Michael Lyons
2021Blue Movement
Michael Lyons, Haruka Mitani
An optisonic exploration of a world of primordial shapes created through various chemical treatments of a Super 8 emulsion. The sonic counterpart was made using a generative patch on an analogue synth, with voltage inputs from light sensors on the projection screen – the film itself steering the dynamics of sound synthesis.
Blue Movement
Kites at the Kamogawa (for Jonas Mekas)
Michael Lyons
Black kites soar on thermals along the Kamo river in Kyoto. Flags billow. Cacti spin. Plum trees blossom. Pigeons make love atop a clock. Friends chat by the riverside. Filmed February/March 2019 on a single 40 year old cartridge of Kodachrome Super 8 and hand-developed in Caffenol. The film was heavily fogged, but there are some (real) images.

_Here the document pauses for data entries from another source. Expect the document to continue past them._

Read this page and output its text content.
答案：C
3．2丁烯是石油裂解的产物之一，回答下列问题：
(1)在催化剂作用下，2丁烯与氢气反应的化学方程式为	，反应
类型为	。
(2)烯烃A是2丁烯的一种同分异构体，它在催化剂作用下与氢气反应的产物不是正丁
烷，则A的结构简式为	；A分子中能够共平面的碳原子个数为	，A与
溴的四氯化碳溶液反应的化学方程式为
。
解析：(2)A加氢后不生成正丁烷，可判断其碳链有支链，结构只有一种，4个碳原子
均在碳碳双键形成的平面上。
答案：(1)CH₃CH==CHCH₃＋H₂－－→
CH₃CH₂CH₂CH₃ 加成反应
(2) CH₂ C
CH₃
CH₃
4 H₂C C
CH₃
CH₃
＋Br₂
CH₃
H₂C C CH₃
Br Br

Kites at the Kamogawa (for Jonas Mekas)
Porto Landscape
Michael Lyons
Light, time, and landscape in Porto, August 2016. Filmed during the massive forest fires in Northern Portugal, a thick pall of smoke has gathered ominously over the Douro river. Kevin Dong: “As a medium capable of representing time in different ways, cinema is a vital tool which allows us to perceive the Anthropocene differently.
Porto Landscape
Autoselbstreparatur
Michael Lyons
Based on a found West German super 8 film, circa the 1970s, this digital trace from the twilight of a more tactile, mechanical era was created using a hand-cranked 8mm projector. Transmitted via this juxtaposition of contemporary and obsolete technology, the mundane events in the film seem more distant in time than the 40 years since they were photographed, inviting reflection on recent tectonic shifts in human technology and culture.
Auto-repair
Nonoko/Kaos No Ma
Michael Lyons
Dancer Nonoko Sato at Gallery Kaos No Ma in Kyoto. Shot in ambient light on 30 year old Kodachrome and developed in Caffenol, each frame of the film was exposed for up to a second. Nonoko Sato (Japan) is a member of Kiraza Butoh Company and is also active as an independent artist. Special thanks to Matuo Sunamoto of Gallery Kaos No Ma, Kyoto.
Nonoko/Kaos No Ma
恋愛の大饗宴
Michael Lyons, Haruka Mitani
Insects in their final moments chatter noisily, displaying extravagant colors and patterns – it is their great feast of love. The work celebrates the 100th anniversary of Norman McLaren’s birth. The film was made by scratching and painting directly on overexposed 8mm film. The soundtrack was created using ‘The Octopus’, which allows the film itself acts as a score.
Banquet of Love
24/7 Shimogamo
Michael Lyons
One in a series of works exploring the materiality and texture of hand-processed small gauge film, and the qualities of indeterminacy, and serendipity. The raw materials are long-expired Kodachrome film and film developers made from household ingredients. My tools are old super 8 cameras purchased cheaply in flea markets and an obsolete telecine machine, acquired in exchange for a song.
24/7 Shimogamo
産湯
Michael Lyons
Short film of an infant's first bath based on amateur footage found in an antiques gallery in Japan. The photographer is unknown, but the material is thought to date to the early-to-mid Showa era, a period marked by the disastrous consequences of militarism. Music by Tomoko Sauvage.
First Bath
Exquisite Interval
Michael Lyons
This single reel Super 8 film is my only evidence of a Doppelgänger-filmmaker, whose current whereabouts are completely unknown. Begun in the Tempelhofer Field, Berlin, in August 2013, shooting could finally be completed in August 2015, when the camera and film mysteriously re-surfaced at the Mauerpark Flohmarkt. Sound created optisonically in collaboration with Barcelona-based producer Jon Modular.
Exquisite Interval
Out Town Willow
Michael Lyons
Sketch of a Spring weekend afternoon in the Demachiyanagi area of Kyoto, exploring literal and figurative time distortions. Filmed on a single reel of 30 year old Kodachrome, it was processed in a home-made soup of instant coffee, vitamin C, and soda.
Out Town Willow
Soft Pong Inari
Michael Lyons
A visual experiment in crowd-sourcing, "Soft Pong Inari" was made entirely from pre-existing photographs of Fushimi Inari Shrine, available for modified re-use in the creative commons. The film explores how a multi-subjective viewpoint can express a sense of place and atmosphere. The soundtrack is a study by Swedish composer Palle Dahlstedt.
Soft Pong Inari
Mototanaka Dérive
Michael Lyons
This film documents an aimless walk through one of Kyoto's former outcaste neighbourhoods, which continues to exist below normal Japanese living standards. Despite pro-active legislation, people from families associated with such areas can experience discrimination. The soundtrack was created using a self-built apparatus we call "The Octopus". Voltages from light sensors on the projection screen control an analogue modular synthesizer allowing the film itself to act as a score. Soundtrack created in collaboration with Malte Steiner.